By R.B. FALLSTROM
The Associated Press
Monday, January 15, 2007; 6:37 PM
ST. LOUIS -- Mark McGwire's poor showing in his first year of Hall of Fame eligibility didn't surprise St. Louis Cardinals manager Tony La Russa.
"I kind of figured there was going to be a statement made about that situation, so I wasn't surprised, and I didn't really have an opinion," La Russa said Monday. "I like what Tony Gwynn said. You know, this guy belongs in the Hall of Fame and, hopefully, sooner rather than later."
General manager Walt Jocketty's trade for McGwire in 1997 is perhaps his best, costing the Cardinals only three marginal players.

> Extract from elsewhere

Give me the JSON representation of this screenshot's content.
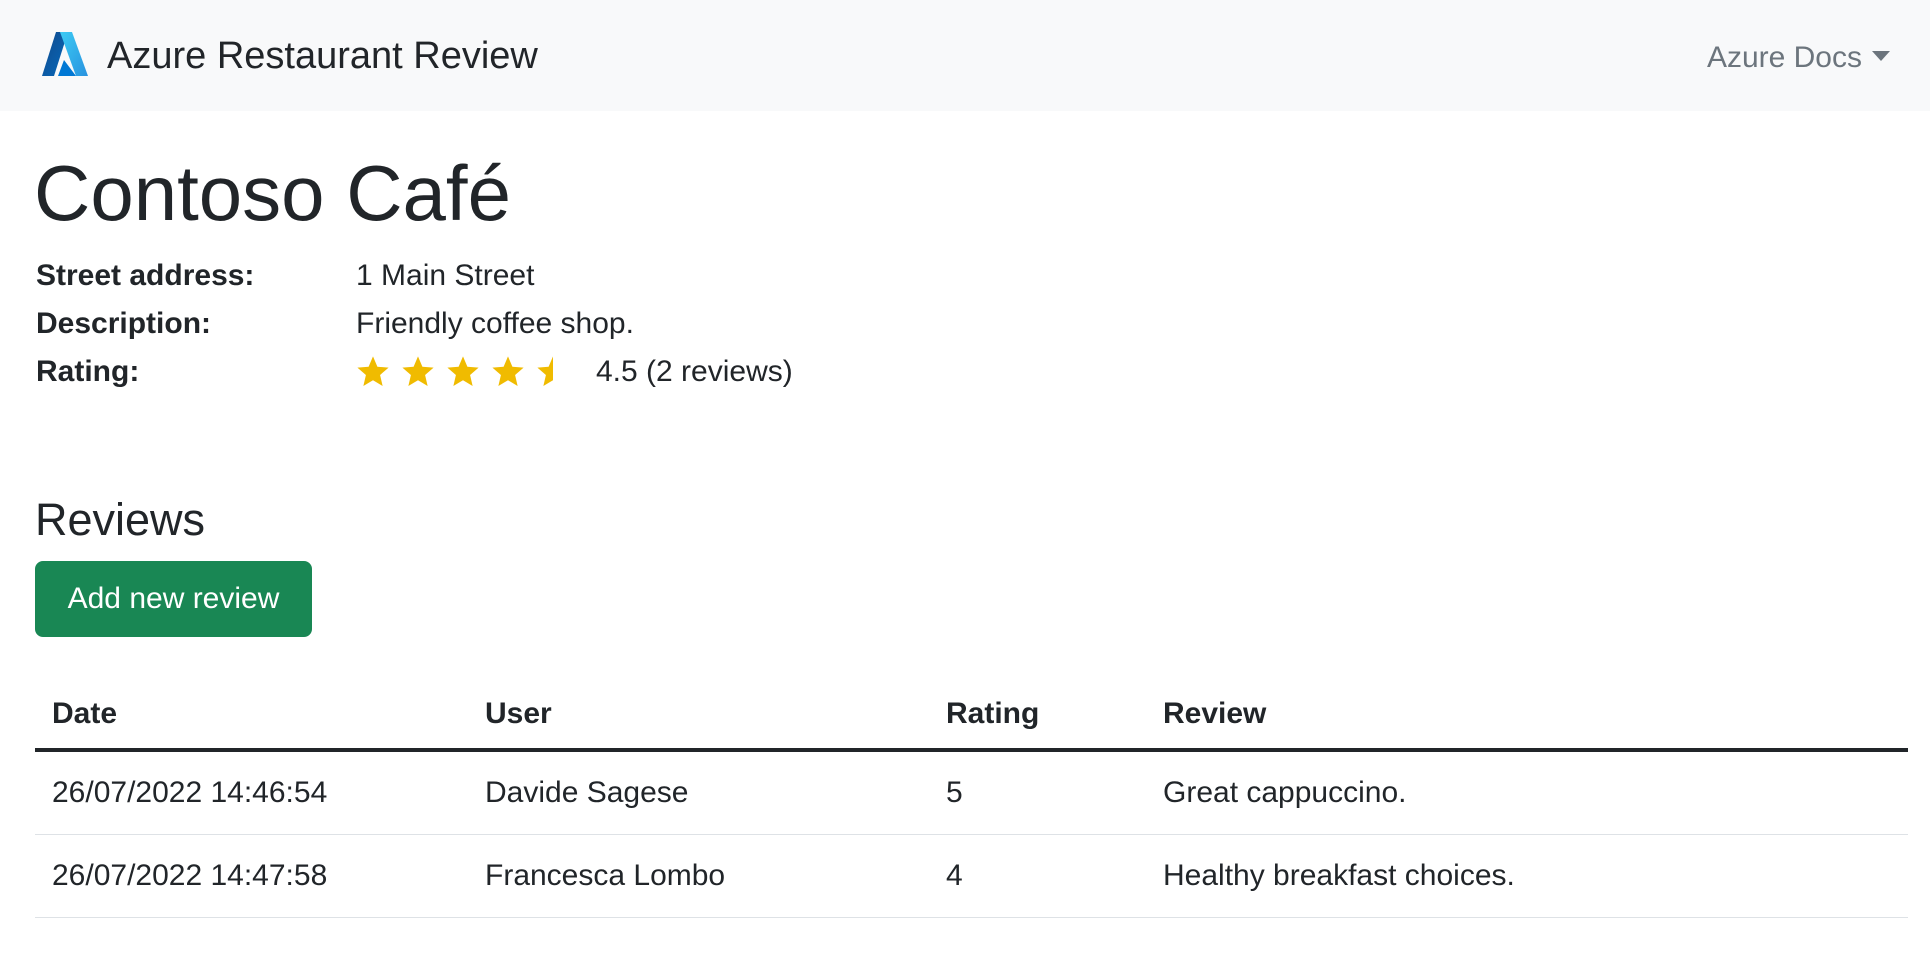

One year later, McGwire hit 70 home runs to shatter Roger Maris' 37-year-old record.
McGwire, suspected of using steroids, was picked on only 23.5 percent of ballots in his first year of eligibility, far below the 75 percent needed.
"I'm disappointed but I'm not surprised, because I think he had a Hall of Fame career," Jocketty said. "Hopefully he gets the opportunity to get to the Hall of fame. "He was a great player and demonstrated that while he was here and in Oakland."
Second baseman Adam Kennedy, one of Cardinals' free-agent additions, met with McGwire last week at a charity event in California. Kennedy, a teammate of McGwire's in 1999 with the Cardinals before being traded to the Angels in 2000, said the two did not talk about the Hall of Fame.
"He seemed to be in good spirits," Kennedy said. "It was a good time. He enjoys living out there and the privacy he has, so he seemed to be doing well."
Kennedy said McGwire "absolutely" was Hall of Fame material.
"Maybe just from playing with him or knowing the kind of person he is, you expect a little more respect for someone who did the things that he did in his time," Kennedy said.
The comments came at the team's three-day Winter Warmup fan festival, capped by the 49th annual dinner hosted by the St. Louis chapter of the Baseball Writers' Association of America.
Albert Pujols was honored as St. Louis baseball man of the year at the dinner, which also featured Ryan Howard of the Phillies _ the player who beat him out for the NL MVP.
Pujols has been honored as man of the year six straight seasons since his rookie year in 2001, sharing the award this year with La Russa and Jocketty in the wake of the team's first World Series win in 24 years.
Pujols did not attend the dinner, leaving for a humanitarian mission to his native Dominican Republic sponsored by the Pujols Family Foundation after signing hundreds of autographs on Saturday.
At a news conference in the Dominican Republic in late November, Pujols was quoted in Spanish as saying a player who doesn't lead his team to the postseason doesn't deserve to win the MVP award. Pujols said Saturday what he said then had been "misunderstood."
Pujols has often worked out with Howard, who is from suburban Wildwood, Mo., the last four seasons and said he was happy for him. Howard led the majors with 58 homers and 149 RBIs, while Pujols batted .331 with 49 homers and 137 RBIs despite missing a month with a back injury.
"That's a kid I really love," Pujols said. "Winning the MVP last year, I felt it was really great, I worked hard for it. I know how hard he worked to get his MVP and the last thing I want to do is ruin his moment."